紅茶

直江が去った後、倫子はしばらくその場に立ち尽くしていた。
ハッと我にかえった倫子は、バッグを持ってあわてて化粧室に駆け込んだ。
『こんな顔してちゃまずい』
もうすぐ歓迎会のメンバーが集まってくる。泣いてたりしたら、何を言われるかわからない。

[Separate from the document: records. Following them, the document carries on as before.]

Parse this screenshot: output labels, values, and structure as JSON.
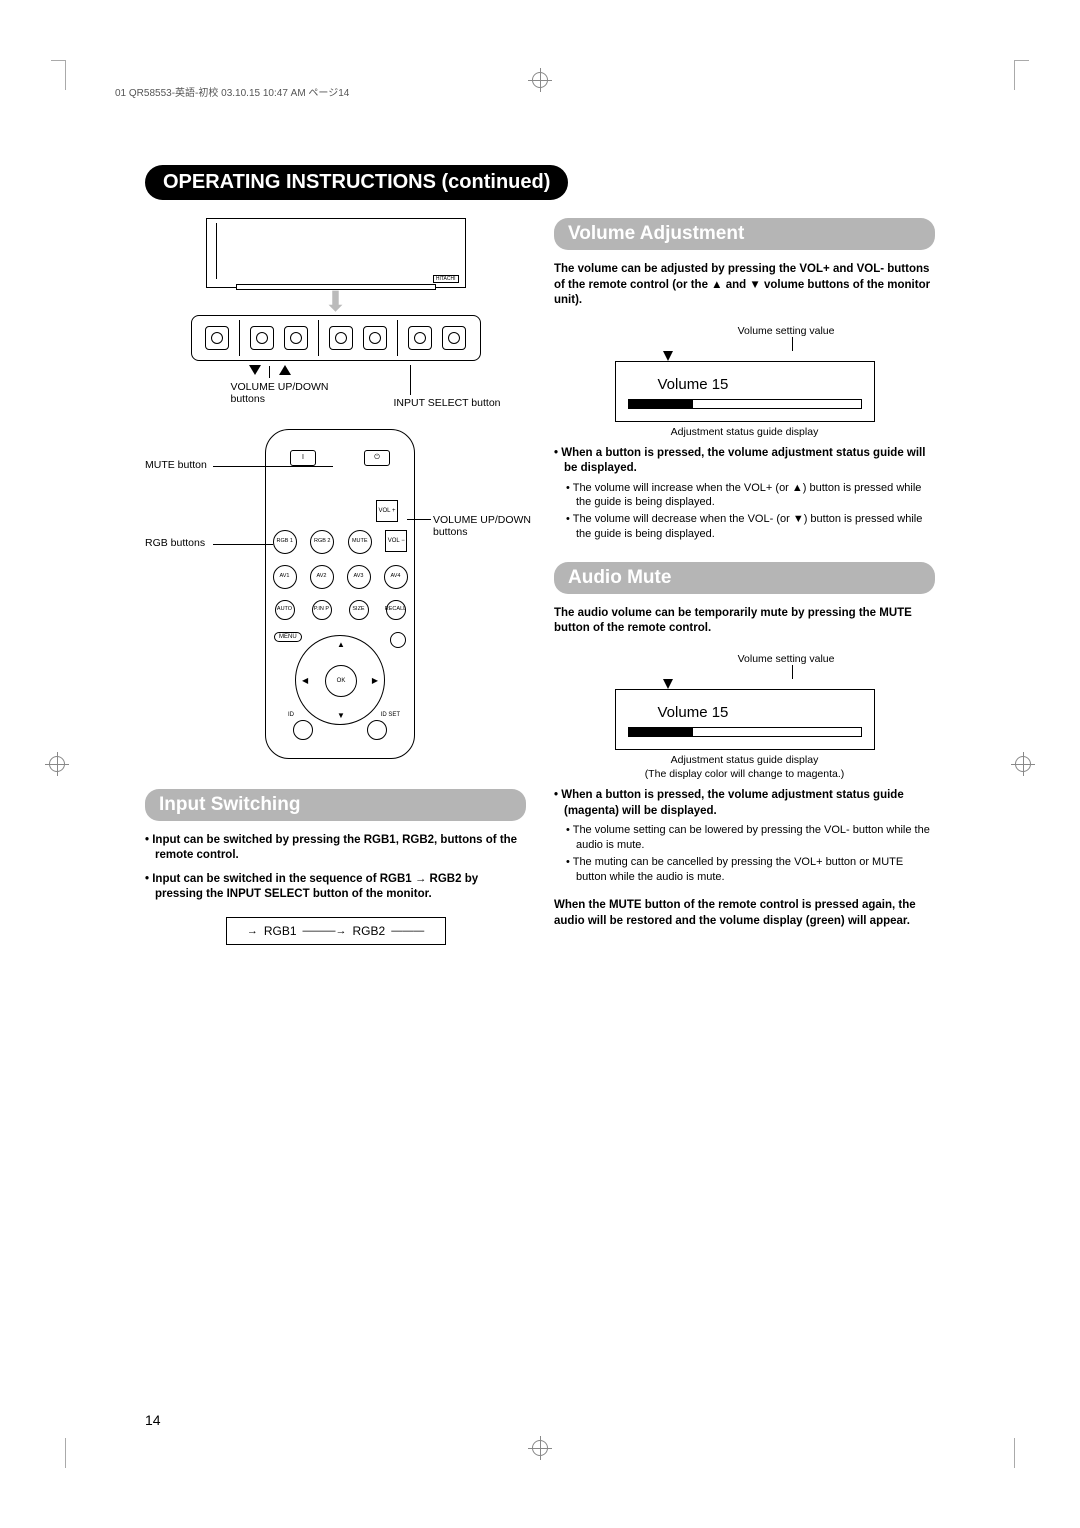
{
  "meta": {
    "header_line": "01 QR58553-英語-初校  03.10.15  10:47 AM  ページ14",
    "page_number": "14"
  },
  "page_title": "OPERATING INSTRUCTIONS (continued)",
  "monitor_diagram": {
    "brand_label": "HITACHI",
    "vol_buttons_label": "VOLUME UP/DOWN buttons",
    "input_select_label": "INPUT SELECT button"
  },
  "remote_diagram": {
    "mute_label": "MUTE button",
    "rgb_label": "RGB buttons",
    "vol_label": "VOLUME UP/DOWN buttons",
    "buttons": {
      "power_off": "I",
      "power_on": "⏻",
      "vol_plus": "VOL +",
      "vol_minus": "VOL −",
      "rgb1": "RGB 1",
      "rgb2": "RGB 2",
      "mute": "MUTE",
      "av1": "AV1",
      "av2": "AV2",
      "av3": "AV3",
      "av4": "AV4",
      "auto": "AUTO",
      "pinp": "P.IN P",
      "size": "SIZE",
      "recall": "RECALL",
      "menu": "MENU",
      "ok": "OK",
      "id": "ID",
      "id_set": "ID SET"
    }
  },
  "input_switching": {
    "header": "Input Switching",
    "para1": "Input can be switched by pressing the RGB1, RGB2, buttons of the remote control.",
    "para2": "Input can be switched in the sequence of RGB1 → RGB2 by pressing the INPUT SELECT button of the monitor.",
    "seq": {
      "a": "RGB1",
      "b": "RGB2"
    }
  },
  "volume_adjustment": {
    "header": "Volume Adjustment",
    "intro": "The volume can be adjusted by pressing the VOL+ and VOL- buttons of the remote control (or the ▲ and ▼ volume buttons of the monitor unit).",
    "display": {
      "setting_value_label": "Volume setting value",
      "volume_text": "Volume   15",
      "fill_percent": 28,
      "guide_label": "Adjustment status guide display"
    },
    "bullet1": "When a button is pressed, the volume adjustment status guide will be displayed.",
    "sub1": "The volume will increase when the VOL+ (or ▲) button is pressed while the guide is being displayed.",
    "sub2": "The volume will decrease when the VOL- (or ▼) button is pressed while the guide is being displayed."
  },
  "audio_mute": {
    "header": "Audio Mute",
    "intro": "The audio volume can be temporarily mute by pressing the MUTE button of the remote control.",
    "display": {
      "setting_value_label": "Volume setting value",
      "volume_text": "Volume   15",
      "fill_percent": 28,
      "guide_label1": "Adjustment status guide display",
      "guide_label2": "(The display color will change to magenta.)"
    },
    "bullet1": "When a button is pressed, the volume adjustment status guide (magenta) will be displayed.",
    "sub1": "The volume setting can be lowered by pressing the VOL- button while the audio is mute.",
    "sub2": "The muting can be cancelled by pressing the VOL+ button or MUTE button while the audio is mute.",
    "outro": "When the MUTE button of the remote control is pressed again, the audio will be restored and the volume display (green) will appear."
  },
  "style": {
    "section_header_bg": "#b5b5b5",
    "section_header_color": "#ffffff",
    "title_bg": "#000000",
    "title_color": "#ffffff"
  }
}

化粧を直すと、まだ目は赤いもののなんとかごまかせそうだった。
化粧室を出ると、店内が妙に静か。
クラシックだろうかBGMが流れている。
交わされる会話もそんなに大きくなく、静かな空間だった。
。。。やばっ。私ったら、さっき興奮して大きな声出してたんじゃないかな。
どう思われただろう。私は泣いちゃってたし。。。
気のせいかもしれないが、ほかの客からの視線を感じるような気がした。
居づらいなぁと思いながら、出るわけにもいかず、倫子はまた腰掛けた。

「紅茶、入れ直しましょうか?」
ウェイトレスの女の子が微笑みながら聞いてきた。
「え、でも。。。」
「遠慮なくどうぞ」
カウンターの中からマスターの声がした。
「それじゃお願いします」

しばらくして紅茶が運ばれてきた。紅茶のいい香りが倫子を包む。
ケーキはもう食べる気がしなかった。あまり。。。食欲がない。
ケーキセットなんて勢いで頼んだだけだった。
直江先生がいるとは思わなかったし、話したこともあんまりなかったし。
第一とっつきにくい、あの先生。
それに、あんなこと言われるなんて。
倫子にしてみれば落ち込みそうなことを何度も言われたような気がする。

。。。紅茶もらってよかったな。だいぶ落ち着いてきたみたい。

店をでるとき、倫子はマスターに礼を言った。
「ありがとうございました」
「落ち着きましたか」
「はい」
「紅茶は精神安定剤なんですよ」
そういってマスターは微笑んだ。

あの場面見たときに「声が大きいよ」と突っ込みました。ラルジェネメインのストーリー。確かマスターいたよね。